The official name of the group is the “Specialty Society Relative Value Scale Update Committee.” To those in the know, it is “The RUC.” It is an offshoot of the American Medical Association — a powerful private organization — but the government treats it like an official body.
The RUC should be disbanded. There is no reason a private and self-interested group should decide what the government pays for health care. The government should instead allow different insurance plans to compete over federal health care dollars.
The first thing to understand about the RUC is that it is composed of different medical specialty groups, like the American Society of Optometric Surgeons and the American Academy of Neurology. These specialty groups have their own committees that make recommendations to the grand RUC meeting. Not surprisingly, they tend to think their specialties do not earn enough money. Their usual recommendation is that they need larger reimbursements from the federal government for their services.²
Technically speaking, the committees and the RUC don’t recommend actual “prices” to the government. Instead, they recommend something more ineffable and Soviet called a “Relative Value Scale.” According to this index, a doctor’s visit is a “1”, and every other type of procedure — almost 7,000 of them — is ranked by how much “effort” it requires relative to that doctor’s visit. In three annual meetings, usually at some pleasant but nondescript hotel, the RUC decides how every specialty procedure ranks.³
Once the RUC makes its recommendation, the Center for Medicare and Medicaid Services (CMS) adopts them, almost verbatim, and turns the scale into the dollar amount that actually matters.⁴ All Medicare payments to physicians (“Part B” of Medicare), which total over $300 billion a year, are thus based on the RUC scale. Many private insurers then base their rates on that scale, which means that the total effect of RUC rate-setting is even larger.⁵
Given the obvious conflict of interest, it’s not surprising that the RUC often sets rates far above the cost of a procedure. Take arterial stents, for example. In the mid-2000s, the RUC and Medicare set the cost of implanting stents in peripheral arteries, that is, arteries away from the heart, at $12,000 per procedure, despite the fact that the stents could be easily implanted in a doctor’s office.
Such unreasonably inflated pricing creates wasteful spending. After the stent rate-adjustment, the number of stent implants went up by 70% in just a few short years. Some doctors billed the government millions per year and derived the majority of their income from this single procedure. Investigators later found many of the operations were unnecessary, and some led to tragic deaths.⁶ America’s courts are periodically inundated with cases against doctors who performed unnecessary and deadly surgeries to get such Medicare payments.⁷
There is actually a better way.⁸ For years, the Federal Employees Health Benefit Program has allowed federal workers to decide on their own which insurance plan to purchase, while mandating cost-sharing programs. Its spending has grown slower than national medical spending, and its members report that they love it.

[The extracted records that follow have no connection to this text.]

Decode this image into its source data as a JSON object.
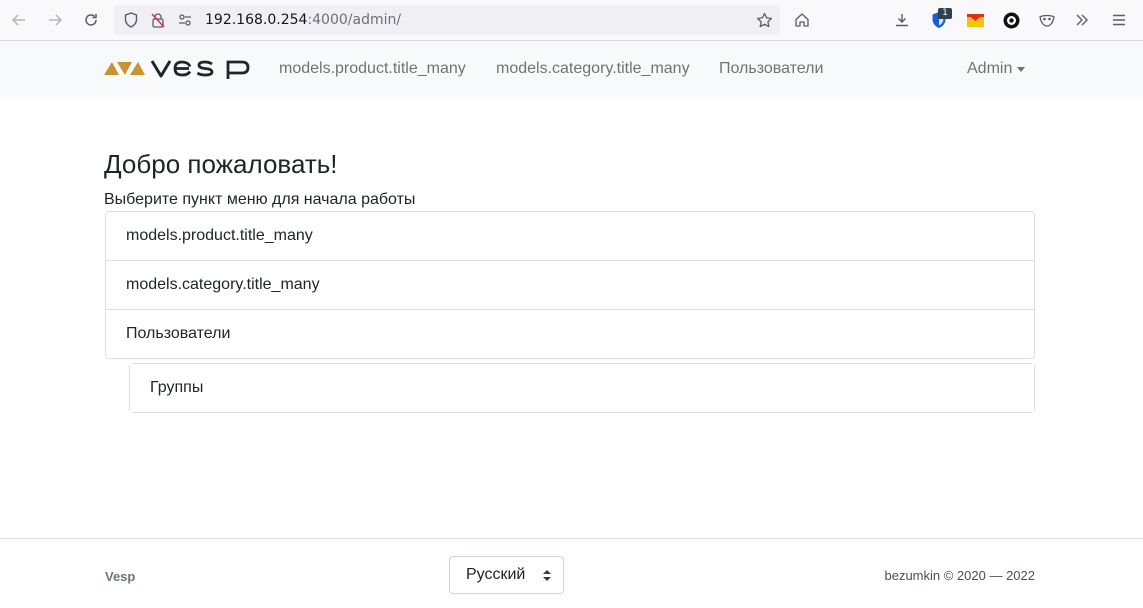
{
  "browser": {
    "url_host": "192.168.0.254",
    "url_path": ":4000/admin/",
    "extension_badge": "1"
  },
  "navbar": {
    "brand_text": "VESP",
    "links": [
      {
        "label": "models.product.title_many"
      },
      {
        "label": "models.category.title_many"
      },
      {
        "label": "Пользователи"
      }
    ],
    "admin_label": "Admin"
  },
  "main": {
    "title": "Добро пожаловать!",
    "subtitle": "Выберите пункт меню для начала работы",
    "menu": [
      {
        "label": "models.product.title_many"
      },
      {
        "label": "models.category.title_many"
      },
      {
        "label": "Пользователи"
      }
    ],
    "submenu": [
      {
        "label": "Группы"
      }
    ]
  },
  "footer": {
    "brand": "Vesp",
    "language": "Русский",
    "copyright": "bezumkin © 2020 — 2022"
  },
  "colors": {
    "brand_gold": "#c9932e",
    "navbar_bg": "#f8f9fa"
  }
}
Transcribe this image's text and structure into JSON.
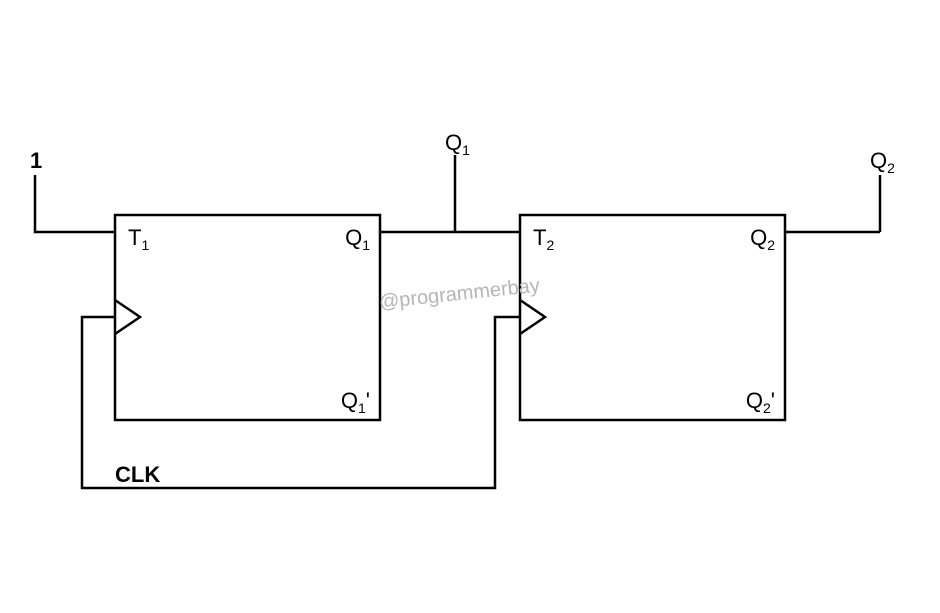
{
  "input_constant": "1",
  "clock_label": "CLK",
  "watermark": "@programmerbay",
  "ff1": {
    "t_label": "T",
    "t_sub": "1",
    "q_label": "Q",
    "q_sub": "1",
    "qbar_label": "Q",
    "qbar_sub": "1",
    "qbar_prime": "'"
  },
  "ff2": {
    "t_label": "T",
    "t_sub": "2",
    "q_label": "Q",
    "q_sub": "2",
    "qbar_label": "Q",
    "qbar_sub": "2",
    "qbar_prime": "'"
  },
  "out1": {
    "label": "Q",
    "sub": "1"
  },
  "out2": {
    "label": "Q",
    "sub": "2"
  }
}
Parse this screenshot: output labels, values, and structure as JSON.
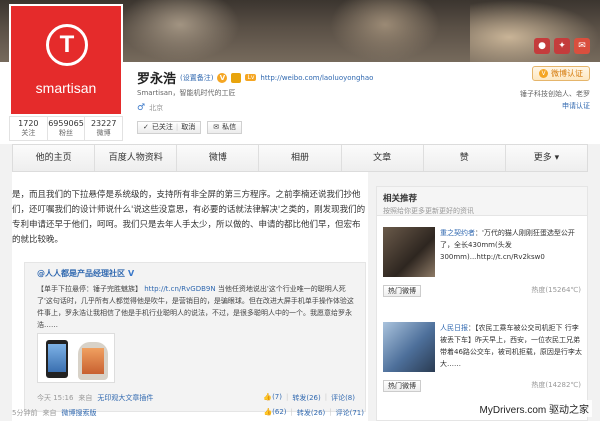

Making Medicare more like this competitive federal insurance program would allow customers instead of physicians to set prices. If such a program reduced Medicare physician costs by just 5%, a reasonable assumption, we could save $15 billion a year.⁹
The RUC has distorted medical prices and enriched its wealthy members for almost three decades. It’s time to put an end to this scandalous corruption. We can make Medicare more competitive and drive down costs. There can be no justification today for letting doctors write their own paychecks.